This work addresses privacy preservation and robustness challenges in multi-agent federated reinforcement learning (FRL) under statistical heterogeneity. To this end, we propose FedRQ—a novel federated Q-learning framework. First, we formulate a robust objective function that jointly optimizes global policy coordination while preserving local trajectory privacy. Second, we design the FedRQ algorithm, tailored to environmental heterogeneity, and innovatively integrate expectile loss to extend federated Q-learning to continuous state spaces, enabling seamless compatibility with deep RL methods (e.g., DQN, SAC). Third, we conduct extensive experiments across diverse heterogeneous and perturbed environments.
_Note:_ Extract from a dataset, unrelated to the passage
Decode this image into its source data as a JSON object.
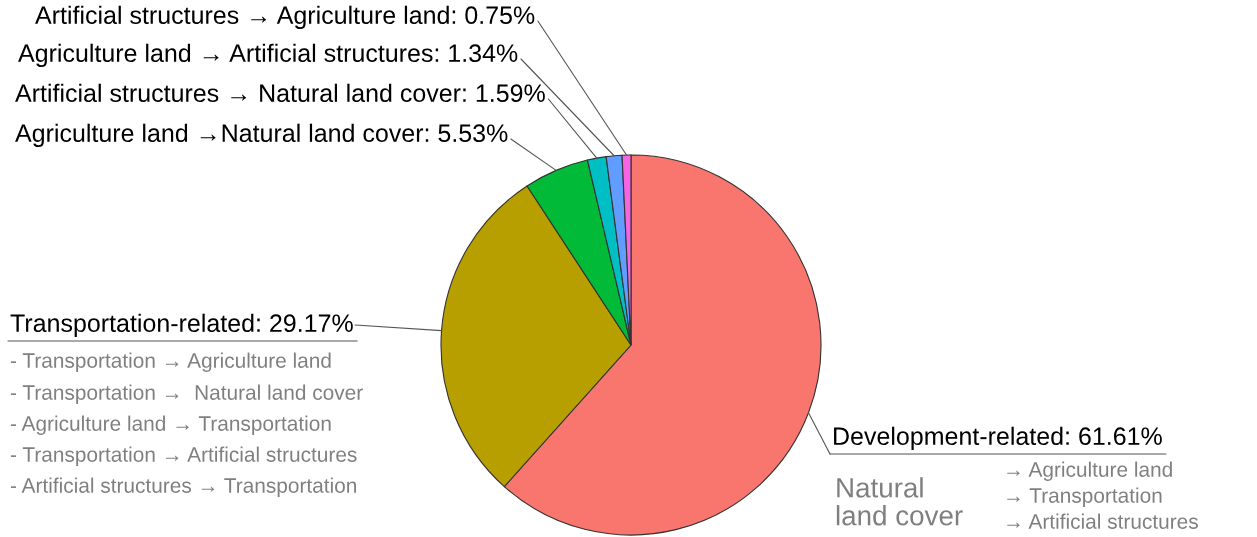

Results demonstrate that FedRQ consistently outperforms state-of-the-art federated RL approaches in both policy robustness and convergence stability, while maintaining strong privacy guarantees.
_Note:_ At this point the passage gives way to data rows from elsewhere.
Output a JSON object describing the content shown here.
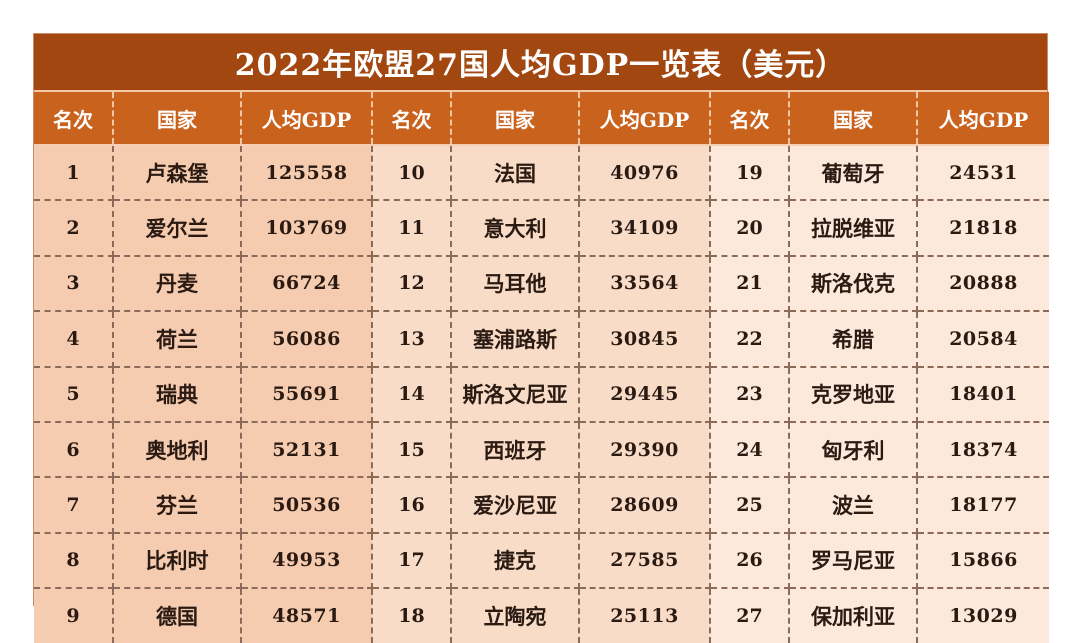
{
  "title": "2022年欧盟27国人均GDP一览表（美元）",
  "header": {
    "rank_label": "名次",
    "country_label": "国家",
    "gdp_label": "人均GDP"
  },
  "rows": [
    [
      {
        "rank": "1",
        "country": "卢森堡",
        "gdp": "125558"
      },
      {
        "rank": "10",
        "country": "法国",
        "gdp": "40976"
      },
      {
        "rank": "19",
        "country": "葡萄牙",
        "gdp": "24531"
      }
    ],
    [
      {
        "rank": "2",
        "country": "爱尔兰",
        "gdp": "103769"
      },
      {
        "rank": "11",
        "country": "意大利",
        "gdp": "34109"
      },
      {
        "rank": "20",
        "country": "拉脱维亚",
        "gdp": "21818"
      }
    ],
    [
      {
        "rank": "3",
        "country": "丹麦",
        "gdp": "66724"
      },
      {
        "rank": "12",
        "country": "马耳他",
        "gdp": "33564"
      },
      {
        "rank": "21",
        "country": "斯洛伐克",
        "gdp": "20888"
      }
    ],
    [
      {
        "rank": "4",
        "country": "荷兰",
        "gdp": "56086"
      },
      {
        "rank": "13",
        "country": "塞浦路斯",
        "gdp": "30845"
      },
      {
        "rank": "22",
        "country": "希腊",
        "gdp": "20584"
      }
    ],
    [
      {
        "rank": "5",
        "country": "瑞典",
        "gdp": "55691"
      },
      {
        "rank": "14",
        "country": "斯洛文尼亚",
        "gdp": "29445"
      },
      {
        "rank": "23",
        "country": "克罗地亚",
        "gdp": "18401"
      }
    ],
    [
      {
        "rank": "6",
        "country": "奥地利",
        "gdp": "52131"
      },
      {
        "rank": "15",
        "country": "西班牙",
        "gdp": "29390"
      },
      {
        "rank": "24",
        "country": "匈牙利",
        "gdp": "18374"
      }
    ],
    [
      {
        "rank": "7",
        "country": "芬兰",
        "gdp": "50536"
      },
      {
        "rank": "16",
        "country": "爱沙尼亚",
        "gdp": "28609"
      },
      {
        "rank": "25",
        "country": "波兰",
        "gdp": "18177"
      }
    ],
    [
      {
        "rank": "8",
        "country": "比利时",
        "gdp": "49953"
      },
      {
        "rank": "17",
        "country": "捷克",
        "gdp": "27585"
      },
      {
        "rank": "26",
        "country": "罗马尼亚",
        "gdp": "15866"
      }
    ],
    [
      {
        "rank": "9",
        "country": "德国",
        "gdp": "48571"
      },
      {
        "rank": "18",
        "country": "立陶宛",
        "gdp": "25113"
      },
      {
        "rank": "27",
        "country": "保加利亚",
        "gdp": "13029"
      }
    ]
  ]
}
We investigate a Federated Reinforcement Learning with Environment Heterogeneity (FRL-EH) framework, where local environments exhibit statistical heterogeneity. Within this framework, agents collaboratively learn a global policy by aggregating their collective experiences while preserving the privacy of their local trajectories. To better reflect real-world scenarios, we introduce a robust FRL-EH framework by presenting a novel global objective function. This function is specifically designed to optimize a global policy that ensures robust performance across heterogeneous local environments and their plausible perturbations. We propose a tabular FRL algorithm named FedRQ and theoretically prove its asymptotic convergence to an optimal policy for the global objective function. Furthermore, we extend FedRQ to environments with continuous state space through the use of expectile loss, addressing the key challenge of minimizing a value function over a continuous subset of the state space. This advancement facilitates the seamless integration of the principles of FedRQ with various Deep Neural Network (DNN)-based RL algorithms. Extensive empirical evaluations validate the effectiveness and robustness of our FRL algorithms across diverse heterogeneous environments, consistently achieving superior performance over the existing state-of-the-art FRL algorithms.